Mario Batali Agrees to $5.25 Million Settlement Over Employee Tips

New York Times - Benjamin Weiser
March 7, 2012

The celebrity chef and restaurateur Mario Batali and a business partner have agreed to pay $5.25 million to resolve a lawsuit filed on behalf of waiters, captains and other employees who claimed that his restaurants had illegally confiscated part of their tips to supplement their profits, court papers show.

The proposed class-action settlement, which must be approved by a judge, could cover about 1,100 employees, including servers, busboys, runners and bartenders who worked at the restaurants, in some cases as far back as 2004, according to a filing made Monday in Federal District Court in Manhattan. The suit is similar to others that have been brought in the past few years claiming labor violations by high-profile chefs and restaurants in New York and elsewhere.
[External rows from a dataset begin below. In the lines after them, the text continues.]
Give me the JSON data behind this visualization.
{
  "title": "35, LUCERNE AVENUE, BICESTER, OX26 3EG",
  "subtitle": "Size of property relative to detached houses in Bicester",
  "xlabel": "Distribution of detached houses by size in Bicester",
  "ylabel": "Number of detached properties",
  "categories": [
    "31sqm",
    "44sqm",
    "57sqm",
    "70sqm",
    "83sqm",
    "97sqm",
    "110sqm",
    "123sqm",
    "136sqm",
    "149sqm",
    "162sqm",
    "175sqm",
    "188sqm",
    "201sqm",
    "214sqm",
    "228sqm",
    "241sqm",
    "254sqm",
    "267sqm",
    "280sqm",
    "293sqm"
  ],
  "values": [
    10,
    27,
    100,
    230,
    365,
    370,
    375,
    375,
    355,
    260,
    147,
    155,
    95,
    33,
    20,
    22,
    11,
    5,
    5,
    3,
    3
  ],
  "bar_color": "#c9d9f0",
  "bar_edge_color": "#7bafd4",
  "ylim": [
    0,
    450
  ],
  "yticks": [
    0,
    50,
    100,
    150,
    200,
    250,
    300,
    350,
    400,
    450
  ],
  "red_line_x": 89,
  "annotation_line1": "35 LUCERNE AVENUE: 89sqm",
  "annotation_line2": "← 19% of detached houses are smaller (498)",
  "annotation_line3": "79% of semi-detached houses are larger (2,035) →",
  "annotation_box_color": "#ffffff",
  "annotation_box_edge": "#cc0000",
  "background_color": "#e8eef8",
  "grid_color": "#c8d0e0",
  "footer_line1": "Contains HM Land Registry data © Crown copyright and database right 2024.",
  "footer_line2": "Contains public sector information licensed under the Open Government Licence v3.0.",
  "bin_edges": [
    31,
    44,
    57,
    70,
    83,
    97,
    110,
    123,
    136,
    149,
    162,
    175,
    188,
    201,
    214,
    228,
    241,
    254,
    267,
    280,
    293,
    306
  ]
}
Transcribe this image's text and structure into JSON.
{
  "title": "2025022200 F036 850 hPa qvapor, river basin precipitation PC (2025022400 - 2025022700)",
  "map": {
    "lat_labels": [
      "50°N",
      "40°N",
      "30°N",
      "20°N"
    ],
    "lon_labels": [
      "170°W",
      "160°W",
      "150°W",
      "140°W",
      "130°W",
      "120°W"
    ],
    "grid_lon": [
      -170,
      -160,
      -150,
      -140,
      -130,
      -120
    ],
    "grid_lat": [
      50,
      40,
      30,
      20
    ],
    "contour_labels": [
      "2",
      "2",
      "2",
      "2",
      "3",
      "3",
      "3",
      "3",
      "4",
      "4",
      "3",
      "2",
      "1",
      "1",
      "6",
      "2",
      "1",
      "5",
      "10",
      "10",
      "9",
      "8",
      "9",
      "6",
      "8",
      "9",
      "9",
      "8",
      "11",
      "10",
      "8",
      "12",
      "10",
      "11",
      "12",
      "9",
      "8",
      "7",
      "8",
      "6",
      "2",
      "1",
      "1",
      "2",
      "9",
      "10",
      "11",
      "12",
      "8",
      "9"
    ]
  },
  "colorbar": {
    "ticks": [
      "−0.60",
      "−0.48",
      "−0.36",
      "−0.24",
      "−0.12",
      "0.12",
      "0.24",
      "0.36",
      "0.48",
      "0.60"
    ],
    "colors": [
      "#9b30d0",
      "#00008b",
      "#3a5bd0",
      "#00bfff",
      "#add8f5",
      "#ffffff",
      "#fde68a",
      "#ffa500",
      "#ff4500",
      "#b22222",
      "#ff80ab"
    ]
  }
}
The lawsuit against Mr. Batali, filed in 2010, said that he and a partner, Joseph Bastianich, and their restaurants had a policy of deducting an amount equivalent to 4 to 5 percent of total wine sales at the end of each night from the tip pool and keeping the money.

One bartender was told that it was a policy across the Batali restaurant group ” and that the money went to the house, ” a judge, Richard J. Holwell, wrote in a ruling last May. At Tarry Lodge, in Port Chester, N.Y., a spreadsheet divided a night’s tips among waiters and documented a 4 percent deduction, Judge Holwell noted. At one staff meeting, an executive refused to justify the policy and said it was not going to change, ” the judge wrote.

Other Batali restaurants named in the suit included Babbo, Del Posto, Casa Mono, Bar Jamón, Esca, Lupa and Otto, all in Manhattan.

Rachel Bien, a lawyer for the employees, and Carolyn D. Richmond, a lawyer for Mr. Batali, issued identical statements Wednesday, saying, The matter has been resolved to the satisfaction of all parties. ”

The lawyers for the plaintiffs may receive up to one-third of the settlement as legal fees, if the court approves, the papers show. The defendants admit no wrongdoing.